California Consumer Privacy Act (2018)

  • Provide California residents with the right to:
    • Know what personal data is being collected about them.
    • Know whether their personal data is sold or disclosed and to whom.
    • Say no to the sale of personal data.
    • Access their personal data.
    • Request a business to delete any personal information about a consumer collected from that consumer.
    • Not be discriminated against for exercising their privacy rights.
  • Personal data: real name, alias, postal address, unique personal identifier, online identifier, Internet Protocol address, email address, account name, social security number, driver’s license number, license plate number, passport number, etc.
  • Applies to business that operate in California and has at least $25 million in revenue.
  • There is no equivalent at the federal level yet.
  • Unlike GDPR, doesn’t allow users to correct the data.

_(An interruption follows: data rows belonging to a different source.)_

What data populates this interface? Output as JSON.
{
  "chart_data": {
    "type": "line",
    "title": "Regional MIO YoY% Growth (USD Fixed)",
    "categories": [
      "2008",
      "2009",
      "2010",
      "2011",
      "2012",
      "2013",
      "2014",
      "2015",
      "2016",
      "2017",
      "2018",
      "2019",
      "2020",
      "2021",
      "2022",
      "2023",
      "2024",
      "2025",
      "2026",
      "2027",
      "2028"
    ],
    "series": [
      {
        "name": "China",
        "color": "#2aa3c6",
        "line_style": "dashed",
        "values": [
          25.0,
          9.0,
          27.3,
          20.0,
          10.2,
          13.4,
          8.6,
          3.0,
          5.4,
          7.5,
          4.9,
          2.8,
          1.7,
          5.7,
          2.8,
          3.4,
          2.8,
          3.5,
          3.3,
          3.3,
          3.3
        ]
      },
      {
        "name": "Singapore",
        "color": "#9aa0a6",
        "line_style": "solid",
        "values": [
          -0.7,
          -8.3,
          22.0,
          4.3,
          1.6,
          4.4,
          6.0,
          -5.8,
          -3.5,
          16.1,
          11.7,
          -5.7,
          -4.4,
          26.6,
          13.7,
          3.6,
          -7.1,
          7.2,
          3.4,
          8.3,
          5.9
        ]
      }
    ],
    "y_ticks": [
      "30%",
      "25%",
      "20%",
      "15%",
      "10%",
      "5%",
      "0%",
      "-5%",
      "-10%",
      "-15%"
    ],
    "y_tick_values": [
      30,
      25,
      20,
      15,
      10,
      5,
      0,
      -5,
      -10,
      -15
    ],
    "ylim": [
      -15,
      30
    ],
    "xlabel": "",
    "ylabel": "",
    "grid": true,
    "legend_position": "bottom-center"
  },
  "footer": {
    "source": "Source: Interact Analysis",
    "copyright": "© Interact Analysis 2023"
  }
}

California Privacy Rights Act of 2020

  • Creates California Privacy Protection Agency.
  • Take effect Jan 1, 2023, applies to data collected after Jan 1, 2022.
  • Intentions:
    • Know who is collecting their and their children’s personal information, how it is being used, and to whom it is disclosed.
    • Control the use of their personal information, including limiting the use of their sensitive personal information.
    • Have access to their personal information and the ability to correct, delete, and transfer their personal information.
    • Exercise their privacy rights through easily accessible self-serve tools.
    • Exercise their privacy rights without being penalized.
    • Hold businesses accountable for failing to take reasonable information security precautions.
    • Benefit from businesses’ use of their personal information.
    • Have their privacy interests protected even as employees and independent contractors.


  • Regulation in EU law concerning data privacy.
  • Adopted in 2016, enforceable in 2018.
  • Broader than CCPA.
  • Doesn’t apply to processing of personal data for national security activities or law enforcement.
  • Data subjects can provide consent to processing of personal data, and can withdraw at any time.
  • People should have the right to access their own personal data.
  • Google was fined $57 million because they did not obtain consent for ads personalization during Android phone setup.

Other laws

California’s bot disclosure bill:

  • Illegal to use a bot to communicate with a person without disclosing that it’s a bot
  • Restriction: applies only to incentivize a sale or influence a vote in an election.
  • Restriction: applies only to public-facing websites with 10 million monthly US visitors.


  • As we’re training large language models, we have to confront copyright and fair use.
  • The uncurated nature of web crawls means you have to appeal to fair use (it would be very difficult to get licenses from everyone).
  • The generative aspect of models might present challenges for arguing fair use (can compete with humans).
  • What level does it make sense to regulate (language models or downstream applications)?
  • This space is quickly evolving and will require deep legal and AI expertise to make sensible decisions!